Photoplethysmography is a non-invasive method used to measure the change of blood volume. This method can be used in addition to or as a replacement for electrocardiography, depending on the exact experimental design or research question. It can be more sensitive to movement, and - depending on the sampling rate - more or less suitable for studying heart rate variability. The PPG signal is characterized by a main systolic peak, often (but not always) followed by a smaller diastolic peak before the signal returns to origin. The lower point between the systolic and diastolic peak is the dicrotic notch [Mejía-Mejía et al., 2022]. The systolic peaks correspond to the moment where the volume of blood in the blood vessel suddenly increases due to the pressure of the heart contraction. The blood volume measured at the periphery does not change immediately after the cardiac systole, but rather with a delay varying depending on physiological parameters. For this reason, the systolic peak and the R peak are not concomitant but rather delayed, the systolic peak often occurring after the T wave of the ECG. The delay between the R wave on the ECG and the systolic peak can vary between individuals and across time in the same individual according to a variety of physiological parameters.

Let’s first import an example dataset from Systole. This time series represent a PPG recording from pulse oximeter in a healthy young participant. The sampling rate is 75 Hz.

ppg = import_ppg()

Systolic peak detection#

Like for ECG, we can use this signal to estimate the time interval between two heartbeats and assess cardiac activity. The main information of interest we can retrieve from the PPG signal is the timing of the occurrence of the systolic peak.
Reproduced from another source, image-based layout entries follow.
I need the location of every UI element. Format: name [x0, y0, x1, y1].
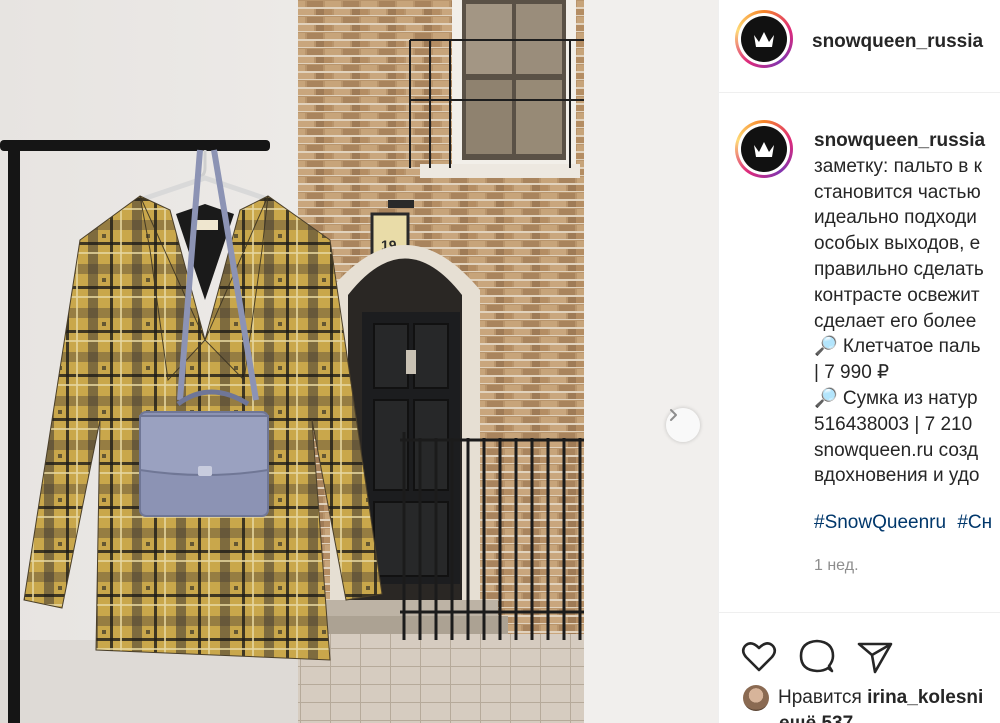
hashtag-link[interactable]: #SnowQueenru: [814, 512, 946, 533]
hashtag-link[interactable]: #Сн: [957, 512, 992, 533]
caption-username[interactable]: snowqueen_russia: [814, 128, 1000, 154]
caption-line: | 7 990 ₽: [814, 362, 890, 384]
caption-line: вдохновения и удо: [814, 465, 980, 487]
crown-logo-icon: [754, 142, 774, 157]
post-image: 19: [0, 0, 718, 723]
caption-author-avatar[interactable]: [735, 120, 793, 178]
likes-more-link[interactable]: ещё 537: [779, 713, 853, 723]
author-username[interactable]: snowqueen_russia: [812, 31, 983, 53]
caption-line: заметку: пальто в к: [814, 155, 982, 177]
liker-username[interactable]: irina_kolesni: [867, 687, 983, 708]
comment-icon[interactable]: [797, 637, 837, 677]
next-photo-button[interactable]: [666, 408, 700, 442]
post-caption: snowqueen_russia заметку: пальто в к ста…: [814, 128, 1000, 489]
post-actions: Нравится irina_kolesni ещё 537: [719, 612, 1000, 723]
caption-line: 516438003 | 7 210: [814, 413, 973, 435]
caption-line: правильно сделать: [814, 258, 984, 280]
post-photo[interactable]: 19: [0, 0, 718, 723]
caption-line: 🔎 Клетчатое паль: [814, 336, 981, 358]
liker-avatar[interactable]: [743, 685, 769, 711]
caption-line: snowqueen.ru созд: [814, 439, 979, 461]
chevron-right-icon: [670, 409, 677, 421]
author-avatar[interactable]: [735, 10, 793, 68]
caption-line: 🔎 Сумка из натур: [814, 387, 978, 409]
post-header: snowqueen_russia: [719, 0, 1000, 93]
post-timestamp[interactable]: 1 нед.: [814, 557, 859, 575]
share-icon[interactable]: [855, 637, 895, 677]
caption-line: идеально подходи: [814, 207, 977, 229]
heart-icon[interactable]: [739, 637, 779, 677]
caption-line: сделает его более: [814, 310, 977, 332]
likes-prefix: Нравится: [778, 687, 868, 708]
post-details-panel: snowqueen_russia snowqueen_russia заметк…: [718, 0, 1000, 723]
caption-line: контрасте освежит: [814, 284, 980, 306]
caption-line: становится частью: [814, 181, 981, 203]
hashtag-list: #SnowQueenru #Сн: [814, 512, 998, 534]
crown-logo-icon: [754, 32, 774, 47]
caption-line: особых выходов, е: [814, 233, 981, 255]
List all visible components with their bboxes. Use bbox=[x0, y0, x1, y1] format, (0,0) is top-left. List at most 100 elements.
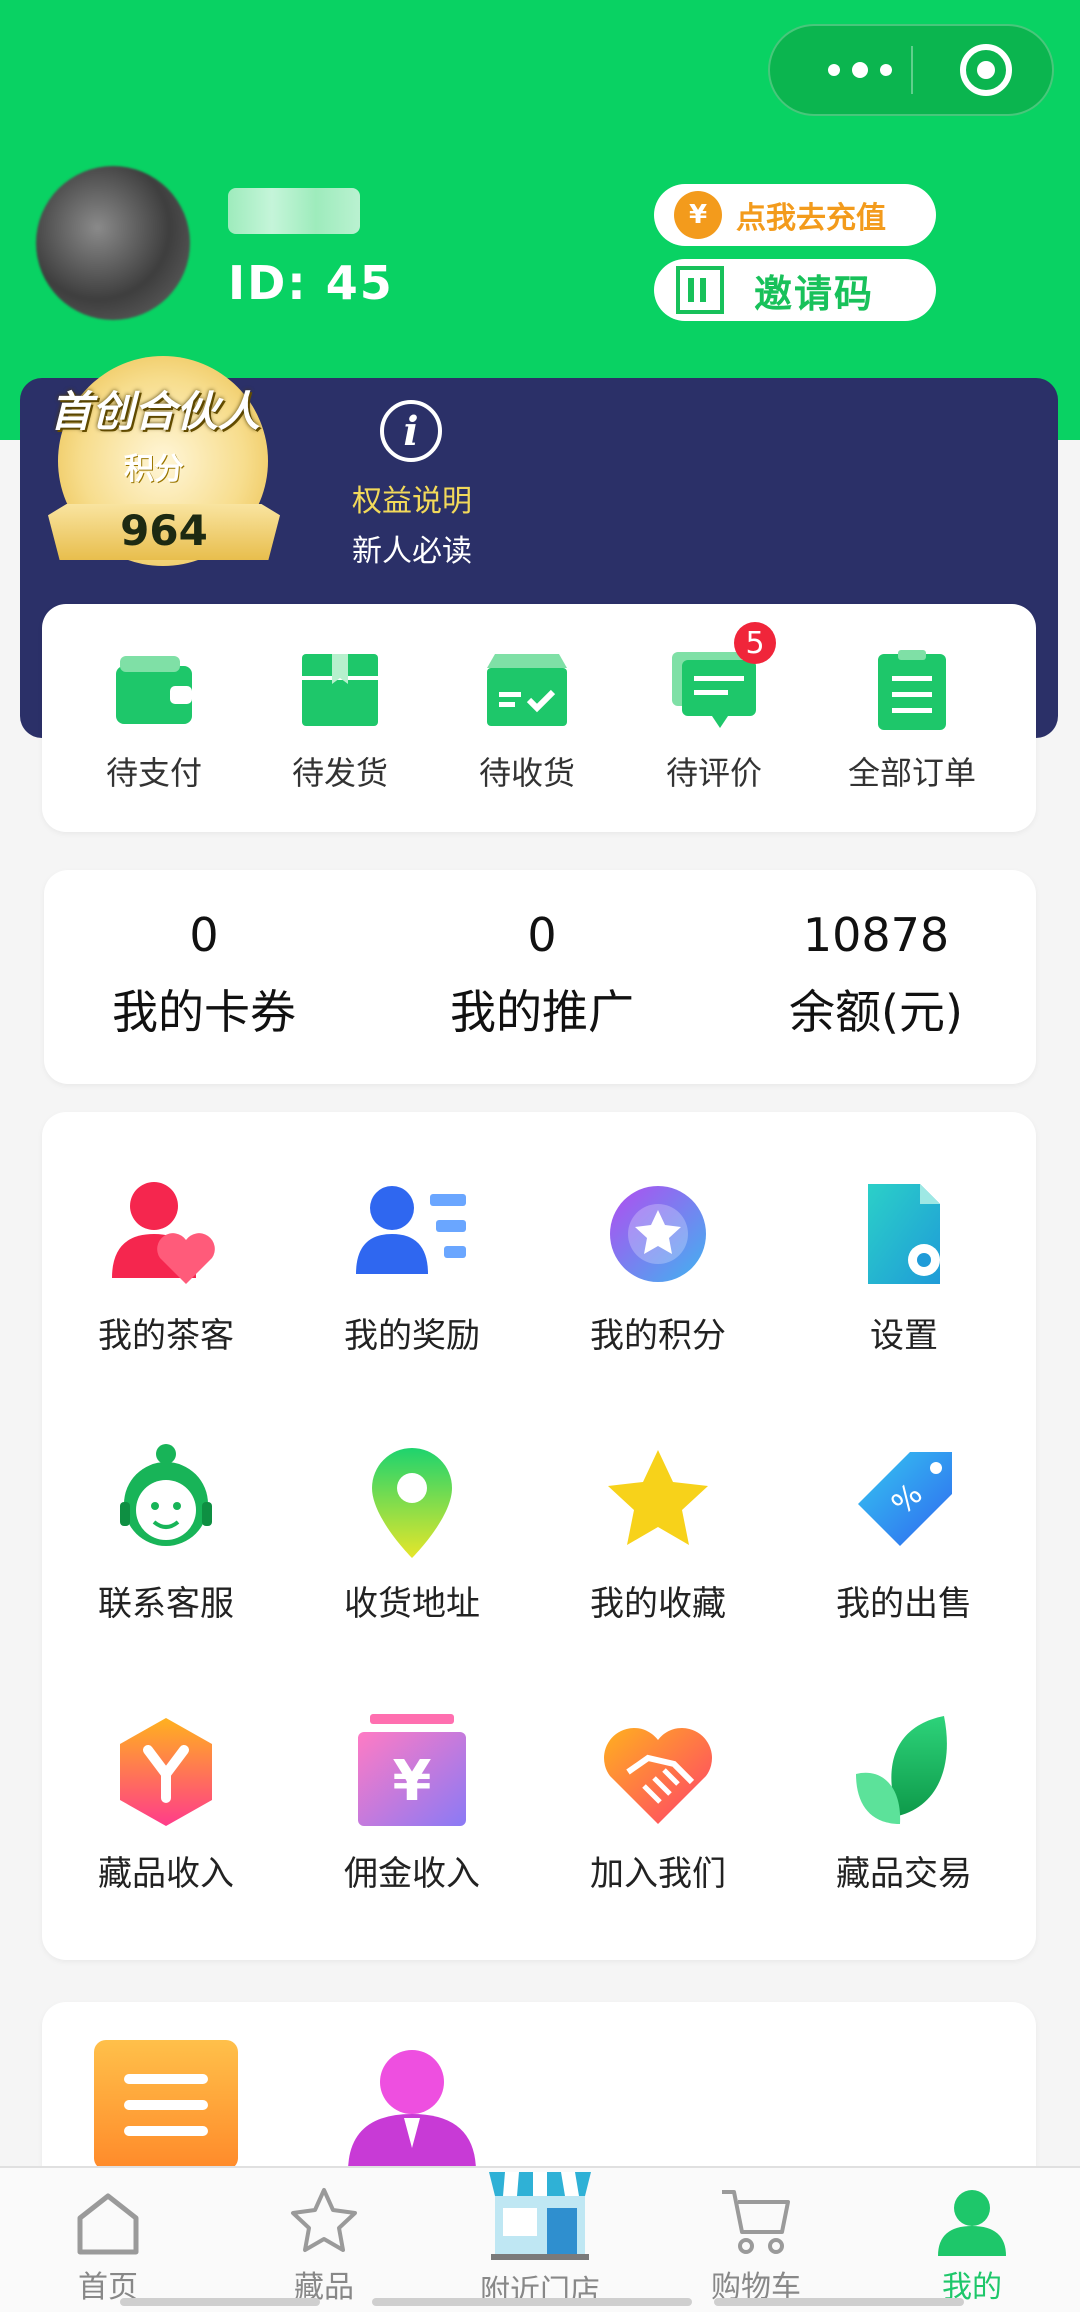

The timing of these events is tightly linked to the occurrence of the R wave (although with a slightly variable delay), and we can use the peak vector resulting from this analysis the same way we analyze the RR interval time series with an ECG signal. Because we are not measuring the heart rate strictly speaking, but the pulse at the periphery of the body, this approach is often termed pulse rate variability to distinguish from the heart rate variability that builds on the ECG signal.

We can plot the PPG time serie and visualize peak detection and the inter-beat intervals time series using the plot_raw function.

show(
    plot_raw(ppg, modality='ppg', sfreq=75, backend='bokeh', show_heart_rate=True)
)

This concludes our introduction to the basic elements of cardiac signal processing using the Systole package. In the next tutorial, we will take a closer examination of how Systole can be used to extract different parameters relating to heart-rate variability.